These tools will no longer be maintained as of December 31, 2024. Archived website can be found here. PubMed4Hh GitHub repository can be found here. Contact NLM Customer Service if you have questions.


PUBMED FOR HANDHELDS

Search MEDLINE/PubMed


  • Title: Monitoring of neuromuscular function.
    Author: Ali HH.
    Journal: Int J Clin Monit Comput; 1987; 4(3):185-9. PubMed ID: 2821137.
    Abstract:
    Monitoring neuromuscular transmission provides valuable information to the anesthesiologist. The acquisition of relevant data contributes to a more predictable and rational approach to the use of muscle relaxants and assures improved patient care during and in the immediate postoperative period. Clinical noninvasive criteria such as the presence or absence of diplopia and or ptosis, the ability to open the eyes widely, protrude the tongue or swallow, measurement of hand grip strength or head lift or assessment of the vital capacity are limited to awake and cooperative patients.
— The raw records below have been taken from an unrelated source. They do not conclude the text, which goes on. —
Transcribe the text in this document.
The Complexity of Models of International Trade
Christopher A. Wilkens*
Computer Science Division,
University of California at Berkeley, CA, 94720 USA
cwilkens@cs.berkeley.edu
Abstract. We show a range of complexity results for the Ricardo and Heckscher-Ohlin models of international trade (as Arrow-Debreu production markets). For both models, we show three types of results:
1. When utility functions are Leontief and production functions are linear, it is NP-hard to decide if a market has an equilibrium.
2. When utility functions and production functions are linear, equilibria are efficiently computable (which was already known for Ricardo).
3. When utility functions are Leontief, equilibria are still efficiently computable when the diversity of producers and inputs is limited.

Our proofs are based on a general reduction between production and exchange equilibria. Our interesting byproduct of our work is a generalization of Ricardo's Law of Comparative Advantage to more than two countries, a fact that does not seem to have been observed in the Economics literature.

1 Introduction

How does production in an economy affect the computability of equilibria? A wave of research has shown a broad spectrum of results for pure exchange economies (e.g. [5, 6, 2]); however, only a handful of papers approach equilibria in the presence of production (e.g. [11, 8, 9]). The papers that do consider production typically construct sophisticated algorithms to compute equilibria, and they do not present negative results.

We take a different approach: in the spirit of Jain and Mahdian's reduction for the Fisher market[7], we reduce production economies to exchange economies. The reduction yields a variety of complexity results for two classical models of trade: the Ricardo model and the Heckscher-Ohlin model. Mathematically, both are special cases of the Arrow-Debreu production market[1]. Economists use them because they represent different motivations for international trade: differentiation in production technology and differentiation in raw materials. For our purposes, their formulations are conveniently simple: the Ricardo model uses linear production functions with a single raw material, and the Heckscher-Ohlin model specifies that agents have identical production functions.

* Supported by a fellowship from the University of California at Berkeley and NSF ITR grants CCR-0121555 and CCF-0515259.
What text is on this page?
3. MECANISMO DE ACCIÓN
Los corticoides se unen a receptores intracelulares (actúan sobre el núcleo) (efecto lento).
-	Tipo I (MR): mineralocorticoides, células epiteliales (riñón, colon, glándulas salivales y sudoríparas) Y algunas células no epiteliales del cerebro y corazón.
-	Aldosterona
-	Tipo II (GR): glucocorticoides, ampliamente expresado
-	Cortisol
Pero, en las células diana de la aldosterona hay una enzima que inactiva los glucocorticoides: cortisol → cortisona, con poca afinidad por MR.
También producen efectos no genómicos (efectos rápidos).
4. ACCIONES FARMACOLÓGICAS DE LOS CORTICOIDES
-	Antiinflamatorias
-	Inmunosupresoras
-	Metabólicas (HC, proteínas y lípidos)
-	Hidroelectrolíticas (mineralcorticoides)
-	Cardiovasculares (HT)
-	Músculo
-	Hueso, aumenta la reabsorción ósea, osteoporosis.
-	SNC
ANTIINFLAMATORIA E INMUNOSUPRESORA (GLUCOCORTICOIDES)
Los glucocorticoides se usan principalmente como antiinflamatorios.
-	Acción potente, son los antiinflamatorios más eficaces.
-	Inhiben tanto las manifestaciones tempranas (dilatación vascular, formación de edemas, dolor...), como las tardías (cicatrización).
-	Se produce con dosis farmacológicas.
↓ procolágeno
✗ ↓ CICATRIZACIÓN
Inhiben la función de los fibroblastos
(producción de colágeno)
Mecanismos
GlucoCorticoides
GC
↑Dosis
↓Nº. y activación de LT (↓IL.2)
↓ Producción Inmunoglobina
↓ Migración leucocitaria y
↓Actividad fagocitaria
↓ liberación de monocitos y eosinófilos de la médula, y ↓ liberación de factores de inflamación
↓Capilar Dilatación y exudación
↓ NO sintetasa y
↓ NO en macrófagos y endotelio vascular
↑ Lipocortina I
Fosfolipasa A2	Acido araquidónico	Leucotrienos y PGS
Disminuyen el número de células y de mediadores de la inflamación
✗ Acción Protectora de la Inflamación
Measurement of inspiratory force and tidal volume can be evaluated in anesthetized patients breathing spontaneously. Central depressant drugs tend to depress these respiratory parameters. Accordingly, the assumption that relaxants are responsible for respiratory depression at the end of an anesthetic can only be documented when impairment of neuromuscular transmission can be demonstrated. The most reliable method of measuring neuromuscular function is to stimulate an accessible peripheral motor nerve and measurement of the evoked response of the skeletal muscle or muscles innervated by the stimulated motor nerve. The evoked muscle response depends on the pattern of motor nerve stimulation: Single twitch stimuli at a defined frequency, tetanic stimulation, posttetanic single twitch stimulation or train-of-four stimulation. The response to these different modes of stimulation can be assessed either mechanically (evoked tension response) or electrically (evoked electromyography: EMG or integrated EMG). These response criteria can be employed either individually or combined to evaluate the response to muscle relaxants and to assess the adequacy of recovery from neuromuscular blockade.